问题描述
我需要绘制我这样计算的特征向量:
def fit(self,X):
'''
fits sorted eigenvalues and eigenvectors to class attributes. same goes for variance and explained variance.
'''
n_samples = X.shape[0]
# We center the data and compute the sample covariance matrix.
X -= np.mean(X,axis=0)
self.cov_matrix_ = np.dot(X.T,X) / (n_samples-1)
#test = np.cov(X)
#Negative values are ignored with eigh
(self.eigvalues_,self.components_) = np.linalg.eigh(self.cov_matrix_)
idx = self.eigvalues_.argsort()[::-1]
self.eigvalues_ = self.eigvalues_[idx]
self.components_ = self.components_[:,idx]
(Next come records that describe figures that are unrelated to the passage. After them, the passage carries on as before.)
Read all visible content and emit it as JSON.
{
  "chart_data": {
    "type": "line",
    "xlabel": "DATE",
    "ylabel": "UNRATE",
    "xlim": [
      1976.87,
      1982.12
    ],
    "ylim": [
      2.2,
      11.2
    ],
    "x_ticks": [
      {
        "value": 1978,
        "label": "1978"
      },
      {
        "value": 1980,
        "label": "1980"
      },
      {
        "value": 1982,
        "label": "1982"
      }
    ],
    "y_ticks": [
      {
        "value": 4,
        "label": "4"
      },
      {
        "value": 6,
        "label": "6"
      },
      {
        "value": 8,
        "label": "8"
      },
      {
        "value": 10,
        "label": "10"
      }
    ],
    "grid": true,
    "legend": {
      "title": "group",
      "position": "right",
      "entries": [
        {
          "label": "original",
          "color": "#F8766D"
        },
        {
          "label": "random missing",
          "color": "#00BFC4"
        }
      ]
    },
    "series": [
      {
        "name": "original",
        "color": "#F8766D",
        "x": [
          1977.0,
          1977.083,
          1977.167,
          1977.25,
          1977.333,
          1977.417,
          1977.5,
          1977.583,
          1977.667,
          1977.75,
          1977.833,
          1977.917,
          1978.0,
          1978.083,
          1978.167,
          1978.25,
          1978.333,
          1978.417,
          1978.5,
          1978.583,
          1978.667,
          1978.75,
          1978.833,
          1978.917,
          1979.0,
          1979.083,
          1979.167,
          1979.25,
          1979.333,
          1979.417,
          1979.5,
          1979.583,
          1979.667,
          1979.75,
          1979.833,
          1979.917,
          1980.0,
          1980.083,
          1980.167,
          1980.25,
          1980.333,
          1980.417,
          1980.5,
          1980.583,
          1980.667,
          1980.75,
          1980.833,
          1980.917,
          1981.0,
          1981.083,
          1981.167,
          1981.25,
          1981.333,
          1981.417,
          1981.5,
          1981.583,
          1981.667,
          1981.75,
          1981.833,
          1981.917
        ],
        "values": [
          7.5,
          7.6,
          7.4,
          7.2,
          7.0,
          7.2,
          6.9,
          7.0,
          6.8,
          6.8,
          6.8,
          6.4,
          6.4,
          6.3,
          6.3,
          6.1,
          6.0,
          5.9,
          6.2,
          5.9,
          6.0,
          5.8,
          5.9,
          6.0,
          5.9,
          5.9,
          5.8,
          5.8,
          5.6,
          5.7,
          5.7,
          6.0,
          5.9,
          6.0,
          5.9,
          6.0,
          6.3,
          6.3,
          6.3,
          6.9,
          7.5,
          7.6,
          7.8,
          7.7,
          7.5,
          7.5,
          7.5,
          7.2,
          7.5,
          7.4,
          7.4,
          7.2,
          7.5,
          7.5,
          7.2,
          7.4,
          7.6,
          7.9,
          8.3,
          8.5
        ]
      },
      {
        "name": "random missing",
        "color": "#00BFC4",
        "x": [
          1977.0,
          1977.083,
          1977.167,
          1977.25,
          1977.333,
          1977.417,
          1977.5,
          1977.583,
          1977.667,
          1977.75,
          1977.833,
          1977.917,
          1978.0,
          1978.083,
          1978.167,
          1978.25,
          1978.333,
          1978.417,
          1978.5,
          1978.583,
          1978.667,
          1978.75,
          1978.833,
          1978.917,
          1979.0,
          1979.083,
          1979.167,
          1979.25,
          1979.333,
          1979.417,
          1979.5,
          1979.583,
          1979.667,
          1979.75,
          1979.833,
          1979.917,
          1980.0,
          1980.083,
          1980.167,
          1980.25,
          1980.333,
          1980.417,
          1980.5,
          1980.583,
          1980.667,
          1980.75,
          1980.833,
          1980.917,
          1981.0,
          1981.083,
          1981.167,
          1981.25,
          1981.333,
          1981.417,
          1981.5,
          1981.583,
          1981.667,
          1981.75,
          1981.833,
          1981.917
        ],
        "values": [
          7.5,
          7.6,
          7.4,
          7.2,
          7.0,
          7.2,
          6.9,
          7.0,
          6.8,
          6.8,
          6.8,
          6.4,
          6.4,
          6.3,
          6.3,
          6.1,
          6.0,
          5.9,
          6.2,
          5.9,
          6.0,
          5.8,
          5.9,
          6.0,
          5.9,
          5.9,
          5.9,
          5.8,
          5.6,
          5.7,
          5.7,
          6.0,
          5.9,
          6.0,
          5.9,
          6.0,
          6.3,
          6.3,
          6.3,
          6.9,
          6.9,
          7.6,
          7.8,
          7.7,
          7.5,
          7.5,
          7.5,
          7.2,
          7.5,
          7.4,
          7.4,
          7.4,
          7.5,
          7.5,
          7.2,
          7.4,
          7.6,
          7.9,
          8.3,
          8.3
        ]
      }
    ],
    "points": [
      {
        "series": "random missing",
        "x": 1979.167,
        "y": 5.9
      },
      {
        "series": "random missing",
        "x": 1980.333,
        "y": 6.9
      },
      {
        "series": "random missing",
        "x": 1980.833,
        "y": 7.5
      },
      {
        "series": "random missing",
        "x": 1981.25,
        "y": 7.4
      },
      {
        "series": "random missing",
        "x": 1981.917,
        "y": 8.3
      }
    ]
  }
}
self.variance_ = np.sum(self.eigvalues_)
self.explained_variance_ = self.eigvalues_ / self.variance_
def transform(self,X):
#project data onto eigenvectors
print(self.components_.shape,X.shape)
self.projected_ = X @ self.components_.T
return self.projected_
进入我的数据集的前 2 个特征的绘图。
我的 self.components_ 的形状是我的 100x240 数据集的 240 个特征向量,形状为 240x240。 用最大特征值绘制我的 2 个特征向量的前两个值后,结果如下:
pca = PCA()
pca.fit(subsample)
#pca.transform(subsample)
plt.scatter(subsample[:,0],subsample[:,1],edgecolor='none',alpha=0.5)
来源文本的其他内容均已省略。